I have a data frame with many columns and three rows. I want to filter for the columns based on conditions for different rows
e.g. In the following example I would like to get all the columns for which row 'AAA' has a value of < -1 and for which rows 'BBBB' and 'CCCC' have a value of > -1
import pandas as pd
data = {"Name": ["AAAA", "BBBB", "CCCC"],
"C1": [-2, -0.5, -0.5],
"C2": [-2, -0.5, -0.5],
"C3": [-0.5, -2, -2]}
df = pd.DataFrame(data)
df.set_index("Name")
C1 C2 C3
Name
AAAA -2.0 -2.0 -0.5
BBBB -0.5 -0.5 -2.0
CCCC -0.5 -0.5 -2.0
I think I need to use loc
but I don't know how in this case.
My output would ideally be:
C1 C2
Name
AAAA -2.0 -2.0
BBBB -0.5 -0.5
CCCC -0.5 -0.5
CodePudding user response:
Since you say you have many columns and few rows, it might be easier to transpose your df and work "normally" from there on.
Consider:
dft = df.transpose()
print(dft)
#Name AAAA BBBB CCCC
#C1 -2.0 -0.5 -0.5
#C2 -2.0 -0.5 -0.5
#C3 -0.5 -2.0 -2.0
dft[(dft.AAAA < -1) & (dft.CCCC > -1)]
#Name AAAA BBBB CCCC
#C1 -2.0 -0.5 -0.5
#C2 -2.0 -0.5 -0.5
CodePudding user response:
Normally this sort of operation is performed on a row basis, so if your dataset allows it I would transpose the rows/columns.
Additionally, to set the 'Name' column to the index you need to use the 'inplace' option or set df = df.set_index("Name").

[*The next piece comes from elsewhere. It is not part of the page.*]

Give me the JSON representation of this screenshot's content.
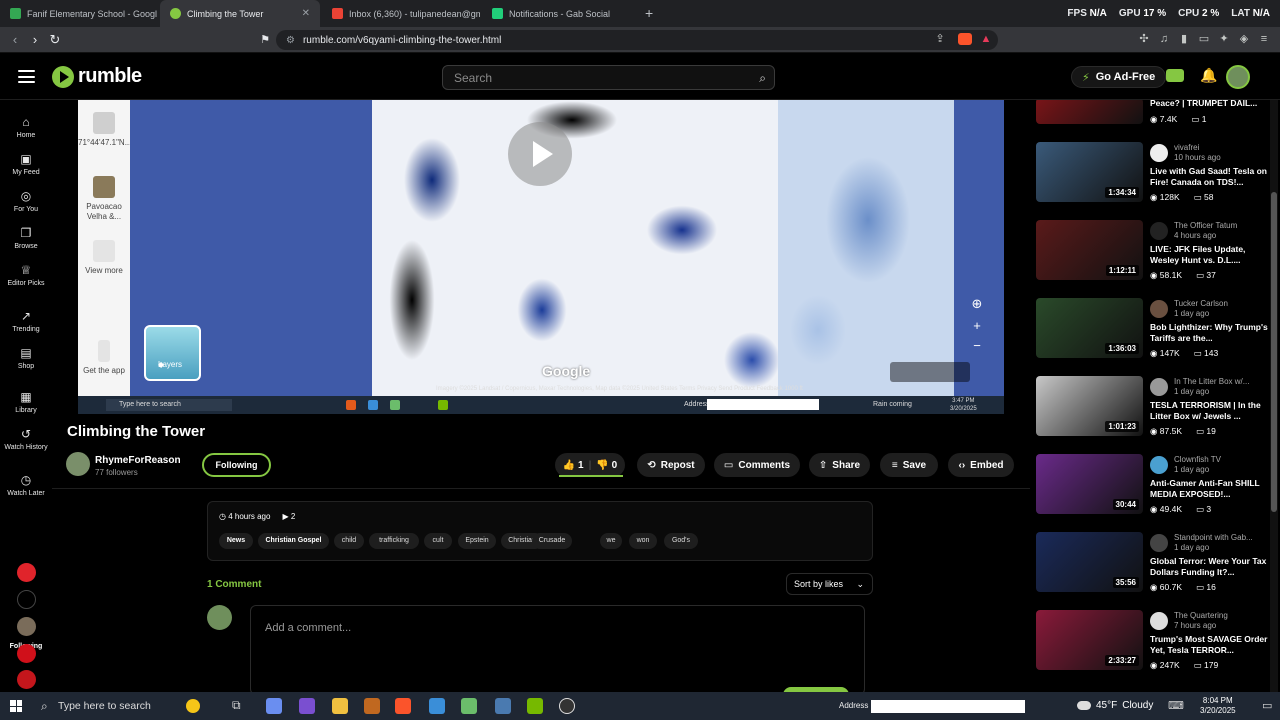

Here is one way to get the result you are after, I have broken it down to each logical step so that you could scale up with as many criteria as required.
df = df.set_index("Name")
# create a mask of columns based on criteria
mask1 = df.loc['AAAA'] < -1
mask2 = df.loc['BBBB'] > -1
mask3 = df.loc['CCCC'] > -1
# combine to single mask
mask = mask1*mask2*mask3
# set dataframe to only required columns
df_out = df.loc[:, mask]
# alternative one liner but less clear
df_out2 = df.loc[:, (df.loc['AAAA'] < -1) &
(df.loc['BBBB'] > -1) &
(df.loc['CCCC'] > -1)]
CodePudding user response:
You need to set the value for df. There is two solutions:
1/inplace
df.set_index("Name", inplace=True)
df[["C1", "C2"]]
2/set df value
df = df.set_index("Name")
df[["C1", "C2"]]